Der Sonderkündigungsschutz schützt den Arbeitnehmer in der Regel vor jeder Kündigung. Allerdings hat die Sache einen Harken.
Der Arbeitgeber braucht für eine fristlose Kündigung eines Arbeitnehmers, der Sonderkündigungsschutz genießt, die Zustimmung der zuständigen Behörde. Diese wird in der Regel aber beim Vorliegen eines wichtigen Grundes auch die Zustimmung zur fristlosen Kündigung erteilen. Von daher gilt zwar formell Kündigungsschutz, rein faktisch ist dieser Kündigungsschutz aber recht schwach, wenn ein außerordentlicher Grund vorliegt.
Gibt es für die außerordentliche Kündigung eine Frist?
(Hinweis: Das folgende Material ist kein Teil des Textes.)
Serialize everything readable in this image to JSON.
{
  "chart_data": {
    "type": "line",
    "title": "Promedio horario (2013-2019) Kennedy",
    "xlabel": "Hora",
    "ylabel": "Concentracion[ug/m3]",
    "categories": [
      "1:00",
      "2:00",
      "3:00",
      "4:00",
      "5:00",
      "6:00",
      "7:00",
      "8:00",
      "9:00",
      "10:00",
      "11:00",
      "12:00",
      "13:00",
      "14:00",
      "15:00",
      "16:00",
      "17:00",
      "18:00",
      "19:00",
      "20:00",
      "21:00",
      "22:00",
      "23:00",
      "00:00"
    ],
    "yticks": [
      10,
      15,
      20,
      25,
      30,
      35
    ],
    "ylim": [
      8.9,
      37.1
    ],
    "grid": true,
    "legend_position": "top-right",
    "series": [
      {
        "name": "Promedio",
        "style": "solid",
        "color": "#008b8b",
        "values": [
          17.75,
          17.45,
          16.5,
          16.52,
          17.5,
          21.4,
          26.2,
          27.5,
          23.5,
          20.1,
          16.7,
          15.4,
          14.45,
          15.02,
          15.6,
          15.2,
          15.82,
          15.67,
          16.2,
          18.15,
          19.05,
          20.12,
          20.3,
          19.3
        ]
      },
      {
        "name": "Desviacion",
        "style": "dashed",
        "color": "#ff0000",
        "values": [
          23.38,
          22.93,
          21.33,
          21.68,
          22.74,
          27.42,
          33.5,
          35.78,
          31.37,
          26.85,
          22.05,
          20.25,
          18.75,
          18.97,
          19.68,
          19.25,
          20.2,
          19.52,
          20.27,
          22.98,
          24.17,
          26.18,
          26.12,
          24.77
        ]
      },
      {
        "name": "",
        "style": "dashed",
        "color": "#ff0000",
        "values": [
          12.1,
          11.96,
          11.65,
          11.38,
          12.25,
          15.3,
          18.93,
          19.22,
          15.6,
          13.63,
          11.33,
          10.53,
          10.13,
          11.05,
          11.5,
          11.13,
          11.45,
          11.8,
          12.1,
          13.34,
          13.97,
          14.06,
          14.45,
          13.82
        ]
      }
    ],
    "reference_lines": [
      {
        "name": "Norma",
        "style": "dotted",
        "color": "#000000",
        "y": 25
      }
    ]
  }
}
Auch für die fristlose Kündigung gibt es eine Frist, die sogenannte Kündigungserklärungsfrist. Der Arbeitgeber hat gemäß § 626 Abs. 2 BGB nur zwei Wochen Zeit, nach Kenntnis vom Kündigungsgrund, die Kündigung gegenüber dem Arbeitnehmer zu erklären. Diese Frist muss zwingend beachtet werden, ansonsten ist die außerordentliche Kündigung unwirksam.
Muss ein Präventionsverfahren auch während der Probezeit durchgeführt werden?
Dies ist nicht sicher. Nach dem LAG Köln wäre ein solches Verfahren durchzuführen. Das Bundesarbeitsgericht hat dies (nach der neuen gesetzlichen Regelung) aber noch nicht entschieden.
Hat das Bundesarbeitsgericht diese Entscheidung bestätigt?
Die Entscheidung des LAG Köln ist noch nicht rechtskräftig. Es bleibt abzuwarten, ob das BAG die Entscheidung in einer möglichen Revision bestätigen wird.
Gilt das Präventionsverfahren auch für nicht schwerbehinderte Arbeitnehmer?
Nein, das Präventionsverfahren nach § 167 SGB IX gilt speziell für schwerbehinderte Menschen.